Under the accession terms, India's jurisdiction was to extend to Kashmir's external affairs, defence and communications.

Further discussions culminated in the 1952 Delhi Agreement, a presidential order that extended Indian citizenship to the residents of the state but left the maharaja's privileges for residents intact.

Lockdown

Authorities placed large parts of the disputed region under lockdown amid a massive troop build-up by India, which traded accusations of clashes with Pakistan at the de facto border.

The recent tensions started in the last 10 days after New Delhi deployed at least 10,000 troops, but a security source told AFP news agency a further 70,000 had been dispatched in what is believed to be an unprecedented level.

"As per the order there shall be no movement of public and all educational institutions shall also remain closed," the state government ordered for Srinagar, the capital of India-administered Kashmir, and surrounding areas, in a statement obtained by AFP.

"There will be a complete bar on holding any kind of public meetings or rallies during the period of operation of this order."

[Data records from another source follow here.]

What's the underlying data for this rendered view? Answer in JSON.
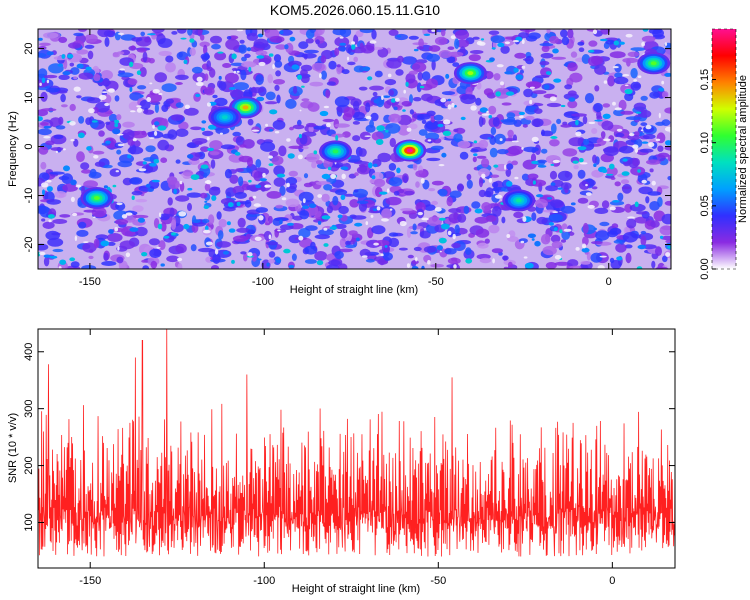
{
  "title": "KOM5.2026.060.15.11.G10",
  "chart_data": [
    {
      "type": "heatmap",
      "xlabel": "Height of straight line (km)",
      "ylabel": "Frequency (Hz)",
      "xlim": [
        -165,
        18
      ],
      "ylim": [
        -25,
        24
      ],
      "xticks": [
        -150,
        -100,
        -50,
        0
      ],
      "yticks": [
        -20,
        -10,
        0,
        10,
        20
      ],
      "colorbar": {
        "label": "Normalized spectral amplitude",
        "range": [
          0.0,
          0.19
        ],
        "ticks": [
          0.0,
          0.05,
          0.1,
          0.15
        ],
        "tick_labels": [
          "0.00",
          "0.05",
          "0.10",
          "0.15"
        ],
        "colors": [
          "#ffffff",
          "#8a2be2",
          "#3030ff",
          "#00a0ff",
          "#00e0c0",
          "#30ff30",
          "#d0ff00",
          "#ff8000",
          "#ff0000",
          "#ff1090"
        ]
      },
      "peaks": [
        {
          "x": -57.5,
          "y": -0.8,
          "value": 0.19
        },
        {
          "x": -105,
          "y": 8,
          "value": 0.14
        },
        {
          "x": -40,
          "y": 15,
          "value": 0.12
        },
        {
          "x": -148,
          "y": -10.5,
          "value": 0.11
        },
        {
          "x": 13,
          "y": 17,
          "value": 0.11
        },
        {
          "x": -79,
          "y": -1,
          "value": 0.1
        },
        {
          "x": -26,
          "y": -11,
          "value": 0.09
        },
        {
          "x": -111,
          "y": 6,
          "value": 0.08
        }
      ],
      "background_level": 0.03
    },
    {
      "type": "line",
      "xlabel": "Height of straight line (km)",
      "ylabel": "SNR (10 * v/v)",
      "xlim": [
        -165,
        18
      ],
      "ylim": [
        20,
        440
      ],
      "xticks": [
        -150,
        -100,
        -50,
        0
      ],
      "yticks": [
        100,
        200,
        300,
        400
      ],
      "grid": false,
      "series": [
        {
          "color": "#ff2020",
          "mean": 120,
          "typical_min": 40,
          "typical_max": 300,
          "peaks": [
            {
              "x": -128,
              "y": 440
            },
            {
              "x": -135,
              "y": 420
            },
            {
              "x": -137,
              "y": 390
            },
            {
              "x": -162,
              "y": 378
            },
            {
              "x": -105,
              "y": 360
            },
            {
              "x": -46,
              "y": 355
            }
          ]
        }
      ]
    }
  ]
}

Universities, schools, and colleges in southern Hindu-dominated Jammu were ordered to be shut, and one district in that region was placed under lockdown.

Several other major districts of the Muslim-majority state were also placed under restrictions, local media reported.

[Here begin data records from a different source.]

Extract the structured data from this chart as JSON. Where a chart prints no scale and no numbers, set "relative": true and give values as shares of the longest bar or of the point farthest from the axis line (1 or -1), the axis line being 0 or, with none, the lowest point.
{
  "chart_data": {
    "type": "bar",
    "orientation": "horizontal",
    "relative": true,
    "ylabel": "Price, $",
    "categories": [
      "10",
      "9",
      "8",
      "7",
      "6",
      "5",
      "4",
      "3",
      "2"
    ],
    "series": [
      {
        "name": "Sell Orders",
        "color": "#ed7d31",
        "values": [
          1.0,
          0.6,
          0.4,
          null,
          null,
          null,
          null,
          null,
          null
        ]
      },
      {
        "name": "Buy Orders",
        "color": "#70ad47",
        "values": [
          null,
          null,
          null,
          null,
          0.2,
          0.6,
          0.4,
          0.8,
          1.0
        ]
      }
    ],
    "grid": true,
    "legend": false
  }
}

Private mobile networks, internet services, and telephone landlines were cut, with only the one government-owned mobile network remained operational.

A senior official told AFP nearly 300 administrative officials and top security officials had been issued with satellite phones.

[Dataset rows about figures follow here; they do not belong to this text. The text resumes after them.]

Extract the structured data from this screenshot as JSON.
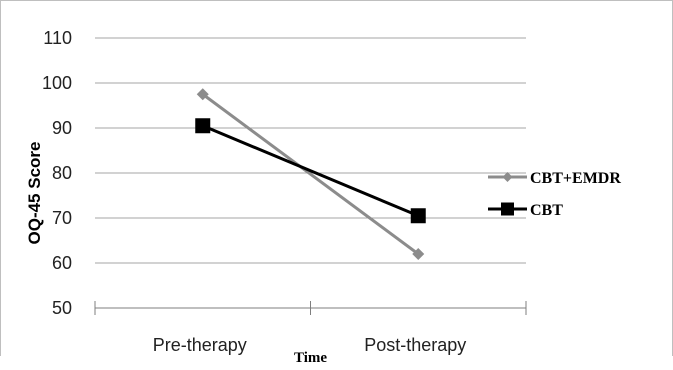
{
  "chart_data": {
    "type": "line",
    "title": "",
    "xlabel": "Time",
    "ylabel": "OQ-45 Score",
    "categories": [
      "Pre-therapy",
      "Post-therapy"
    ],
    "ylim": [
      50,
      110
    ],
    "yticks": [
      50,
      60,
      70,
      80,
      90,
      100,
      110
    ],
    "grid": true,
    "legend_position": "right",
    "series": [
      {
        "name": "CBT+EMDR",
        "values": [
          97.5,
          62
        ],
        "color": "#8c8c8c",
        "marker": "diamond"
      },
      {
        "name": "CBT",
        "values": [
          90.5,
          70.5
        ],
        "color": "#000000",
        "marker": "square"
      }
    ]
  }
}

Locals say they were worried that Indian Prime Minister Narendra Modi's right-wing government could set aside a constitutional provision –– Article 35A –– which would allow Indians from outside the disputed territory to purchase land there.

'Chili bombs' in old city 

Before the networks were cut, pro-India Kashmiri leaders tweeted that they had been put under house arrest.

"I believe I'm being placed under house arrest from midnight tonight & the process has already started for other mainstream leaders," Omar Abdullah, a former chief minister of the region, tweeted.

Mehbooba Mufti, another former chief minister and Modi's former ally, said on Twitter it was "ironic that elected representatives like us who fought for peace are under house arrest. The world watches as people & their voices are being muzzled."

In downtown Srinagar, a local resident told AFP government forces threw "chili bombs" that affect respiratory systems, on empty streets.

Islamic bloc reacts

A separate statement by the Organization of Islamic Cooperation (OIC) said it was "deeply concerned about the deteriorating situation in the Indian-occupied Jammu and Kashmir including reports of deployment of additional paramilitary forces and use of banned cluster munition by the Indian forces to target civilians."

The OIC General Secretariat decried reported civilian casualties "resulting from ceasefire violations carried out by Indian forces across the Line of Control and expresses solidarity with the people of Indian occupied Jammu and Kashmir," the statement added. 

500,000 troops in tiny region

India maintains a deployment of 500,000 heavily armed troops in the tiny Himalayan region, which has been divided between the South Asian nation and Pakistan since their split in 1947.

The region was brought under New Delhi's direct rule in June 2018 after Modi's Bharatiya Janata Party (BJP) withdrew support for its local partner and dissolved the elected local government.

Since then elections for local assembly have been delayed and the region is under the rule of Indian president.

Resistance groups demand that Kashmir be united either under Pakistani rule or as an independent country in a UN-backed or sponsored plebiscite.

Anti-India sentiment runs deep in Kashmir's mostly Muslim population and most people support the rebels' cause against Indian rule. 

Nearly 100,000 people have been killed in the armed rebellion and civil uprising and the ensuing Indian military crackdown since 1989.